Featured Image: Hilton Cope with Ken Howard at White Park Races, Scone in 1976
It might have been an inauspicious beginning? The following is taken directly from Harley Walden’s erudite treatise on Keith Banks:
“One thing that will live in Banks’ memory will be his first ride in a race; it was a sensation, at Warwick Farm in March 1959. Hilton Cope’s stirrup broke in a packed field; Noel McGrowdie’s mount came down over Cope and Golden Grove, piloted by then 16-year-old apprentice Banks, crashed on top of both. Banks was admitted to Liverpool Hospital with a broken thigh and pelvis, broken arm and dislocated shoulder. He was in hospital for six months and out of the saddle for a year”.
From there it was upwards and onwards for Hilton Cope. He enjoyed an illustrious career in Australia, France and Ireland with some detours via India and elsewhere. I first learned of Hilton’s prowess from Tom Flynn at Oakleigh Stud in the Widden Valley. The Cope family used to holiday at Oakleigh on a regular basis. They produced very fond memories and a fabulous early education.
I spent many very productive times with Hilton on the Scone Race Club, Upper Hunter Thoroughbred Breeders Association, ‘Kelvinside’ and myriad stallion syndicates; mostly at Yarraman Park but also including ‘Bletchingly’ at Widden. Hilton stuck with it and has eventually struck ‘gold’ with ‘I Am Invincible’ at Yarraman Park.
I will leave the rest to professional Johnny Tapp who recorded all the detail in his following accolade.

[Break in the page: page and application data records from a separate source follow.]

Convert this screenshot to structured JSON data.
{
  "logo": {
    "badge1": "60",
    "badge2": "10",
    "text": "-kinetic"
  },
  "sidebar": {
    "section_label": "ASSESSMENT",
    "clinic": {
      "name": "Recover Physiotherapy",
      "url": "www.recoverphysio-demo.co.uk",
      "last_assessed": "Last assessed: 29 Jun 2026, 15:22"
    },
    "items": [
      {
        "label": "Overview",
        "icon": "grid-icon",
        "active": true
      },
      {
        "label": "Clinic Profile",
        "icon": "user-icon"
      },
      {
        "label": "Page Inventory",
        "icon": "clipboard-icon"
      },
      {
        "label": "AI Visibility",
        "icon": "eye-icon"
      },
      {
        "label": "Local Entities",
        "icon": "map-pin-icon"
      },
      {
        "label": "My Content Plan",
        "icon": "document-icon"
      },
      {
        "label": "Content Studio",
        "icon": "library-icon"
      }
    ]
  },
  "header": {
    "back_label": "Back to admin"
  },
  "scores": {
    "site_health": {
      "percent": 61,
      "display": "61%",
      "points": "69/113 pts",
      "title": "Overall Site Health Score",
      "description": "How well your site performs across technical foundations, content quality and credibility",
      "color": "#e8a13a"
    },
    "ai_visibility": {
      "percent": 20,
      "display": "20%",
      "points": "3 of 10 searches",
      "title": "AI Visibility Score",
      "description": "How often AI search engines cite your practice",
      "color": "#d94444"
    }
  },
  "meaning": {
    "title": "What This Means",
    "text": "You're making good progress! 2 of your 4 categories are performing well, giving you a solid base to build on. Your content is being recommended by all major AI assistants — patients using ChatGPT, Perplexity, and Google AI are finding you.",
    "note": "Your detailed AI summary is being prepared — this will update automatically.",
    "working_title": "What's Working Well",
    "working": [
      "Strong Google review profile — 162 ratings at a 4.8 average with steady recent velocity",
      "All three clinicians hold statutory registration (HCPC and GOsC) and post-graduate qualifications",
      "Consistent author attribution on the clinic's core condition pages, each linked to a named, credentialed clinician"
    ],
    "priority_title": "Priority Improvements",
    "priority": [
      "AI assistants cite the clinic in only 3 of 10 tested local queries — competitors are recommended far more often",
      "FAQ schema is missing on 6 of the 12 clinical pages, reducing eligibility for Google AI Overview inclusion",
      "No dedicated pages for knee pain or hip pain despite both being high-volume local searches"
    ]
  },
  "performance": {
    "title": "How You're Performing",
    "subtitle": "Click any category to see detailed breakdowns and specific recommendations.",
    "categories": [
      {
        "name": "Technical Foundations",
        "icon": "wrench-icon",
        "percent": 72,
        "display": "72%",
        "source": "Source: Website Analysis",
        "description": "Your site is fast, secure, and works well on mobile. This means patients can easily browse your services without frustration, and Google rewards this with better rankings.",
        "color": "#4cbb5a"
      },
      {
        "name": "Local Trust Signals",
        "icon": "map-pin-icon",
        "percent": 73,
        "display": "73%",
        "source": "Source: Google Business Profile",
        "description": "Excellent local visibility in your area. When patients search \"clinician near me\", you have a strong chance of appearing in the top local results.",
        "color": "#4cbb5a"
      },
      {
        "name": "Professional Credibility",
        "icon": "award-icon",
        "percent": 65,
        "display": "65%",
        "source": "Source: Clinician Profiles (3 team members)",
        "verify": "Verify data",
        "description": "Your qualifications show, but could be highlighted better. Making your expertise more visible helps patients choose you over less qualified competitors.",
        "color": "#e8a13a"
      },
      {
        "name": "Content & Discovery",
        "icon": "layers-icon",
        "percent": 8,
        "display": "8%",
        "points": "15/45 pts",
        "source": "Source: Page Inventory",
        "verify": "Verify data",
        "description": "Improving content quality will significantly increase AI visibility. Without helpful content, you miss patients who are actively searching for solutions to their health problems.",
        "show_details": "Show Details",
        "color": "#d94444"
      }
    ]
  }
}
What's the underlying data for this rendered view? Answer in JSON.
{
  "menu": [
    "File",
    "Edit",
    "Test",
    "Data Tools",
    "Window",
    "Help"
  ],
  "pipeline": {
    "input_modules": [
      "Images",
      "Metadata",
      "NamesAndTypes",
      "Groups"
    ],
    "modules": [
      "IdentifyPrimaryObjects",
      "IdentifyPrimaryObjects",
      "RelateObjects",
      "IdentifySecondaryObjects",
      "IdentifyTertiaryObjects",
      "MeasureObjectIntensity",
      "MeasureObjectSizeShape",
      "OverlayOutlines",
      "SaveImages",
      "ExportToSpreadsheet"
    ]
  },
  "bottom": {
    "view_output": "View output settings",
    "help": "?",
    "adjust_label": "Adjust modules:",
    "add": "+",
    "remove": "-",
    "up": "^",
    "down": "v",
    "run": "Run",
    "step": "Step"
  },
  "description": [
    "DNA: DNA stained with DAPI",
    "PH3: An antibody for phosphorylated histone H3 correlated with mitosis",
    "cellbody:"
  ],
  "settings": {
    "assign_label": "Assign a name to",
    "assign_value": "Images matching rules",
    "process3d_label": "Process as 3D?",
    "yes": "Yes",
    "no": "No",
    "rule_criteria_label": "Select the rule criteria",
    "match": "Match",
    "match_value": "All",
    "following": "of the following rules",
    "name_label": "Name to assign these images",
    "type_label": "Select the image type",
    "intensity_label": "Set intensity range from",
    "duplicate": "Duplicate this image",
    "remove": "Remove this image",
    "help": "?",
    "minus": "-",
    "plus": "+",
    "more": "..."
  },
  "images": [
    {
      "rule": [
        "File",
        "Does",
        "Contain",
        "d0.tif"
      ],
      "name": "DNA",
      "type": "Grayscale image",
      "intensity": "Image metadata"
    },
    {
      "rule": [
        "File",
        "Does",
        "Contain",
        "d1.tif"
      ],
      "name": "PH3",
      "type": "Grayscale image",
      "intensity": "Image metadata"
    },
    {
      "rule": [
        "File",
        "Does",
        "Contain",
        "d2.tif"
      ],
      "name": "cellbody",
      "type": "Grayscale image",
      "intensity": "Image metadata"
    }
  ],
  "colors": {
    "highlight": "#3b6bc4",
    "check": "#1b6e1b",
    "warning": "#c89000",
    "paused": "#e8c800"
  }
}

I was there the day at Randwick when Hilton won the 1970 1600m Fernhill Handicap on ‘Gunsynd’. I’ll never forget it. ‘Gunsynd’ lumped 60kg (9st 4lb) on a bog heavy track. Bill Wehlow was the trainer then. I was watching from just above the winner’s stall when Hilton unsaddled the ‘exhausted’ great grey. Gunsynd’s sides were heaving! It was an inspiring performance and a harbinger of greater things ahead.